Small Businesses Leverage Cashflow to Fund Growth

More than half (59%) of Britain’s small firms are using cashflow to fund growth as many believe it’s too “expensive and time-consuming” to seek funding traditional lenders; the national Working Capital Outlook Survey by C2FO has reported.

60% of small businesses said it was too expensive to borrow from banks and the report found that only 30% of UK companies are able to borrow money for an APR of under 6% – with firms in the financial and insurance sector borrowing at the highest rate of approximately 7.2%.

The survey featured over 400 small and medium businesses and quizzed them on a range of financial issues, including how they preferred to improve working capital and deal with late payments.
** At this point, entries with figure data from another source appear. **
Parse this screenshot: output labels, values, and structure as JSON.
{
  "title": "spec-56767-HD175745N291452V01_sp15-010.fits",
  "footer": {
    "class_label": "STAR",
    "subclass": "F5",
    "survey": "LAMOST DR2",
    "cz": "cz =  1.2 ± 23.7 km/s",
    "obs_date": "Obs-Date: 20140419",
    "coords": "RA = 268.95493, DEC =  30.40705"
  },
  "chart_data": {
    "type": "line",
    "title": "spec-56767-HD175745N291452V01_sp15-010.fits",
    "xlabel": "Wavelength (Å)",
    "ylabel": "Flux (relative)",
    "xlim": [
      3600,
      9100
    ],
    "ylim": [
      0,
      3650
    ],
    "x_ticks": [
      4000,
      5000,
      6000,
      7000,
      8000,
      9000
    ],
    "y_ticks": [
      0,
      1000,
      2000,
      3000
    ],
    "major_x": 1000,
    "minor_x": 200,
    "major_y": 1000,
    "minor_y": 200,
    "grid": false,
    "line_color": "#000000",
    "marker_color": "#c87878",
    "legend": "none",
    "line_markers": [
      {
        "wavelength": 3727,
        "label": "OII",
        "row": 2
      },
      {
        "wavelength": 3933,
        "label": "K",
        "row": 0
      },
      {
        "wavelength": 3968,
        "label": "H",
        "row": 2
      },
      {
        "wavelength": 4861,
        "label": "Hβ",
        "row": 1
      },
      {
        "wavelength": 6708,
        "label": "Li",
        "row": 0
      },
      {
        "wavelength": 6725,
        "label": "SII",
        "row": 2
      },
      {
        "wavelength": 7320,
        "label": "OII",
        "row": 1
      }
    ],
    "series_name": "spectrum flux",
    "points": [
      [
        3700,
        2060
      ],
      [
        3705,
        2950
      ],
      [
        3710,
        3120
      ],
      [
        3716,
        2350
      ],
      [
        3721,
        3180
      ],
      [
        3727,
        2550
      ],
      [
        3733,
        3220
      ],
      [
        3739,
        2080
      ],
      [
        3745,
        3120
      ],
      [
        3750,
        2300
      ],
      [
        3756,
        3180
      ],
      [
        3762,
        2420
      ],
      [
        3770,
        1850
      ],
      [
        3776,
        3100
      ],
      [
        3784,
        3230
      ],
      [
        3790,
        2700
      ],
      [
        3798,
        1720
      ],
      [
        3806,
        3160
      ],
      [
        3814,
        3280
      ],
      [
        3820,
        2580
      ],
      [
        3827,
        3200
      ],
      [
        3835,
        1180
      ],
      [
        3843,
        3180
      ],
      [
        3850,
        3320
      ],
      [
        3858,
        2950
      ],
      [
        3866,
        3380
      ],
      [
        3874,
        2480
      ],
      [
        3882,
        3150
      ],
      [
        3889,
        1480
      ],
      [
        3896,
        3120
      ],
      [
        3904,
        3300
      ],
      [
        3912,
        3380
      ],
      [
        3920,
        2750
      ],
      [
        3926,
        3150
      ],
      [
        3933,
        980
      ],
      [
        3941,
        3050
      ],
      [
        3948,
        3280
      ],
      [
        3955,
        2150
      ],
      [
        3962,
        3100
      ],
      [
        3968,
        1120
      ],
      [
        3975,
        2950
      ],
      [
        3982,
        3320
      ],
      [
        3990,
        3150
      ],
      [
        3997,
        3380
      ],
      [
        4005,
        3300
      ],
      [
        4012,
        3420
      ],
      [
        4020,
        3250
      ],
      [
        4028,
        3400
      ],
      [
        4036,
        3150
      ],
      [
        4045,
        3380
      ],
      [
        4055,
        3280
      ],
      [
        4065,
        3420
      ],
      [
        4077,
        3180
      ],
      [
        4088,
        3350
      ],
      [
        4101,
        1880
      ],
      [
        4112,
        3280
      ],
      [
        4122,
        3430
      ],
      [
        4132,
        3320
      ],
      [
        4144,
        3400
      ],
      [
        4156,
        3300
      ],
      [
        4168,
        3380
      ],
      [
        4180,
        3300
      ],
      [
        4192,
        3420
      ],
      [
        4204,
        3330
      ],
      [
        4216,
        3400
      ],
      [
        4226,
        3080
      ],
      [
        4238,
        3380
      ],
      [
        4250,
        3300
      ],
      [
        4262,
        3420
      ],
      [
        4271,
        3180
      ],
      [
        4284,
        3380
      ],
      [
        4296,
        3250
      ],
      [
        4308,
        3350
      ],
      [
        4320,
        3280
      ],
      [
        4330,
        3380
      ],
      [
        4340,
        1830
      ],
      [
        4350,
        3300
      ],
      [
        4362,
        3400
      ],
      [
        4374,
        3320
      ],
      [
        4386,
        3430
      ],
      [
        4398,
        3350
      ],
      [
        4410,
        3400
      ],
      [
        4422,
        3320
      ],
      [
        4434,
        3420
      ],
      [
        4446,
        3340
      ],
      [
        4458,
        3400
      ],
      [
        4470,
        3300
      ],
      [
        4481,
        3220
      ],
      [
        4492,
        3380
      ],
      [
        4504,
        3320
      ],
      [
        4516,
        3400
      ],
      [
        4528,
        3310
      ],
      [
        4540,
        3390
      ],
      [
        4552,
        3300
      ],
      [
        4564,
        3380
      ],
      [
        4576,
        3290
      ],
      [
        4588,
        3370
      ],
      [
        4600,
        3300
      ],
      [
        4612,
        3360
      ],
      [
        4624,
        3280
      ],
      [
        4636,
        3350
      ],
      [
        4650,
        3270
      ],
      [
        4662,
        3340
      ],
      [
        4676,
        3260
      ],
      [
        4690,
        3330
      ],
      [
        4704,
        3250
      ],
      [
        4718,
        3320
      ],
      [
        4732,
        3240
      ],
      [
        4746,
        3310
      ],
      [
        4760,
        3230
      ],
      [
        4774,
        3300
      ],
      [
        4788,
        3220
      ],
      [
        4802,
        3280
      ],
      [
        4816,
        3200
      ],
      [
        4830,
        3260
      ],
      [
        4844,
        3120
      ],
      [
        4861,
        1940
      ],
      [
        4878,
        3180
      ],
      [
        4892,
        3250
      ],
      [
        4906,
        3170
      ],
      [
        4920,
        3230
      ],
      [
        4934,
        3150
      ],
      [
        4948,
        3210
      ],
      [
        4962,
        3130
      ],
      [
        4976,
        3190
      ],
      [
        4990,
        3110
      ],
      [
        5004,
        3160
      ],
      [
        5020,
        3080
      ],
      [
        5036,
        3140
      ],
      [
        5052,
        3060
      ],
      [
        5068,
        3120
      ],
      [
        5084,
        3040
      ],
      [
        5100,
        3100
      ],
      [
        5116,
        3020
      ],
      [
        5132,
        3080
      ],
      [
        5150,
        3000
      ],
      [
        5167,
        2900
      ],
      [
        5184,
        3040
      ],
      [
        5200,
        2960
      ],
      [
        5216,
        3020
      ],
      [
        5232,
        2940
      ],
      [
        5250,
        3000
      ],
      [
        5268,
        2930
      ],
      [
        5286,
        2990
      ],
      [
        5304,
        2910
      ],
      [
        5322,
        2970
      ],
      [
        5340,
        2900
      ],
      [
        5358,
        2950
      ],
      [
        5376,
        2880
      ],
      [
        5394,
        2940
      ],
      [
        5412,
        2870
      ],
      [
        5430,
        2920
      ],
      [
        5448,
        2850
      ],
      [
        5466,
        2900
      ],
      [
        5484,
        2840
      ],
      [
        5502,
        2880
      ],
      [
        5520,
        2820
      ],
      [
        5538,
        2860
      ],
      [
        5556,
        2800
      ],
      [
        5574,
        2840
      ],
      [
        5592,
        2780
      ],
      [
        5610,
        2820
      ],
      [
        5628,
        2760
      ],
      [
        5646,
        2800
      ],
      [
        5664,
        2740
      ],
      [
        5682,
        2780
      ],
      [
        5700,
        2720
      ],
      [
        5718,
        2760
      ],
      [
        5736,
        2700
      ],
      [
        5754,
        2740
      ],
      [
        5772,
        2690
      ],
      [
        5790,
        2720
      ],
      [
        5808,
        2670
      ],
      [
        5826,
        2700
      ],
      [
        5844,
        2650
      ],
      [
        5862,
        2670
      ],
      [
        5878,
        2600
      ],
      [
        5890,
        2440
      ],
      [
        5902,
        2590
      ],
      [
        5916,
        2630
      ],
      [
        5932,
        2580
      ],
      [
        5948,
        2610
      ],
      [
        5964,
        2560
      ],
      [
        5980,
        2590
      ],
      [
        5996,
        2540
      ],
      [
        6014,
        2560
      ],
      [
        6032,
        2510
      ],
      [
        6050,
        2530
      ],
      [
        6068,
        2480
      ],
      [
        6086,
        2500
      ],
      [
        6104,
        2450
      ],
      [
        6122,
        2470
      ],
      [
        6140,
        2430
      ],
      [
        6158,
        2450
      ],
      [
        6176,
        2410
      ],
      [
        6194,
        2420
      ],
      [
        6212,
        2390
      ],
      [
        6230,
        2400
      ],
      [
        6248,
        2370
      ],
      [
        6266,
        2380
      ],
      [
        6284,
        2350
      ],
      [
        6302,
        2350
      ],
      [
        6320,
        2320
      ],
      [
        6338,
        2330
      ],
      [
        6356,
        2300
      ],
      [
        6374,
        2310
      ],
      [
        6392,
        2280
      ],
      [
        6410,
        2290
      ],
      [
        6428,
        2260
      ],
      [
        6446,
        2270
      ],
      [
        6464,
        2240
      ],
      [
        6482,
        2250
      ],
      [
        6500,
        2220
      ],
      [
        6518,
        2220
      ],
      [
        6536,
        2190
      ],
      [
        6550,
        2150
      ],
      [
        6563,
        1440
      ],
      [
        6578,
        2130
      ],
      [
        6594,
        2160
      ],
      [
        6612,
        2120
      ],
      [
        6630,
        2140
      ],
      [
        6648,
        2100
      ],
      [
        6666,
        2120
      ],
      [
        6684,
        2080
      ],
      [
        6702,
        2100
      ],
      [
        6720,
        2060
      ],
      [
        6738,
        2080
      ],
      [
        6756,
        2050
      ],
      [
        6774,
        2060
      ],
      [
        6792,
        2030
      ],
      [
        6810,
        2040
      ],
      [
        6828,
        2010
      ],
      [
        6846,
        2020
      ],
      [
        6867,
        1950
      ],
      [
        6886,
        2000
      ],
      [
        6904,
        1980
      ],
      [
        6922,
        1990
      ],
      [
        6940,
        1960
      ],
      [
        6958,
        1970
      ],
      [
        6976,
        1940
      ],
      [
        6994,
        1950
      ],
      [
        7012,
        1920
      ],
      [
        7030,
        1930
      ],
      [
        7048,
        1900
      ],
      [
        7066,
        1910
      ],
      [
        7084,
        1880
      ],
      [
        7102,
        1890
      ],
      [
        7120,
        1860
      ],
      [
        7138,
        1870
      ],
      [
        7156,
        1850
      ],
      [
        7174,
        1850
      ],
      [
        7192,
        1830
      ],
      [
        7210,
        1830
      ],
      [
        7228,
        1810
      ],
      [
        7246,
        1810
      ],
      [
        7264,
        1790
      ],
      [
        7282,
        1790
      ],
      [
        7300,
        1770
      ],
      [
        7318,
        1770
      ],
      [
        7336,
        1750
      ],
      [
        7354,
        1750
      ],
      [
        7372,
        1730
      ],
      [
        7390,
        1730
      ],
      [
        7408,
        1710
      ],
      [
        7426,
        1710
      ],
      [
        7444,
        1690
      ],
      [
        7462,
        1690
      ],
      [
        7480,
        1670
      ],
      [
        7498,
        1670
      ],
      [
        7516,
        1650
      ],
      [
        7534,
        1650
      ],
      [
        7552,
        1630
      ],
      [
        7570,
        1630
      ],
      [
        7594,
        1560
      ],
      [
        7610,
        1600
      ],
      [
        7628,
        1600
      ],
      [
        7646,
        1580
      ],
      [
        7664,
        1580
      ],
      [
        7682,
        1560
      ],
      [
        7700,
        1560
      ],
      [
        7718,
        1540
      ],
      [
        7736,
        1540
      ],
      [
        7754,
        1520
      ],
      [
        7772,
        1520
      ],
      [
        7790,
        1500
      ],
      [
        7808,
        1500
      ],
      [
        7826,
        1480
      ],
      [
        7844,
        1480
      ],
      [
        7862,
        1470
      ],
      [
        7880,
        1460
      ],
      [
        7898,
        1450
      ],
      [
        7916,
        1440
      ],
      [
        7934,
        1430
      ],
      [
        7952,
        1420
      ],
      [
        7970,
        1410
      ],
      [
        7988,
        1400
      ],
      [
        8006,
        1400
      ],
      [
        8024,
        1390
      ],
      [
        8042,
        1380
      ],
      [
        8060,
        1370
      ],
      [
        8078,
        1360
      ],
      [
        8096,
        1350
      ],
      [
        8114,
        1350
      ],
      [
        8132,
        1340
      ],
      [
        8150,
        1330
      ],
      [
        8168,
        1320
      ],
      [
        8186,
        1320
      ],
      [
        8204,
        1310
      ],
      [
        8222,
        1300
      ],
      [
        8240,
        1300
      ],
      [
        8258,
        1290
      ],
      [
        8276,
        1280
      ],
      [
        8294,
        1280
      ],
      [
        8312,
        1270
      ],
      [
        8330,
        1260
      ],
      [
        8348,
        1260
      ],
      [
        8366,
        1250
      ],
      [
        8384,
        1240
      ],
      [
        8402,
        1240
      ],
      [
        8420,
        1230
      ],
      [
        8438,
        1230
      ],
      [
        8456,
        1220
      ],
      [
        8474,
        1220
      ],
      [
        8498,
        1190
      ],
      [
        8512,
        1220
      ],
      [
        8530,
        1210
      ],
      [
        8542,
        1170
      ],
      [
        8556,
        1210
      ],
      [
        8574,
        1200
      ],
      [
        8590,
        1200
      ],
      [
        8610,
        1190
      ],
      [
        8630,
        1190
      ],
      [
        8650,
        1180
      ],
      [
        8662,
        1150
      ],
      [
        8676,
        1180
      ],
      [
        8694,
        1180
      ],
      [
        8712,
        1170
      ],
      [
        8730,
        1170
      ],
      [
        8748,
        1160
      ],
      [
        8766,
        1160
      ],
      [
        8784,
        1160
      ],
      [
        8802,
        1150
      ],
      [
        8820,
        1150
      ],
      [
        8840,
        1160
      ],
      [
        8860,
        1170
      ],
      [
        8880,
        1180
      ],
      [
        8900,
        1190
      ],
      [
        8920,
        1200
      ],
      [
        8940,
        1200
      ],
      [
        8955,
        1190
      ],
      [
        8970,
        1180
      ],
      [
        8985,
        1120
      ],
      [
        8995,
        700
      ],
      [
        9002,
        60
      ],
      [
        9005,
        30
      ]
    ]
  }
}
While many business owners said they were trying to finance development using operational cash, 61% said they are becoming increasingly concerned over their ability to finance long-term growth over short-term growth (39%). Furthermore, 40% of business owners said there have been points over the last year when they have needed more working capital than they had.

When asked what they would do with more funding, business owners reported that they would invest in growth (46%), purchase more inventory (23%) and meet existing obligations (20%).

In regards to small businesses and late payments, many firms reported an ongoing issue with large business customers refusing to pay on time – over 10% of small businesses confirmed that customers regularly pay late.

Despite the highly publicised late payment problem in Britain, 39% of business owners said they still don’t like to directly ask customers for early payment. Yet when asked what type of payment options companies considered, 77% said they would prefer to name their rate for early payment.

Colin Sharp, SVP EMEA at C2FO, commented on the report:

“Small businesses in the UK are evidently paying careful attention to their prospective customers’ payment terms, given high borrowing costs and an increasing reliance on efficient cash flow from their customers to fund operations and growth.

“Over a third of UK small businesses state that it’s too expensive to borrow, with a majority financing themselves with cashflow from operations.”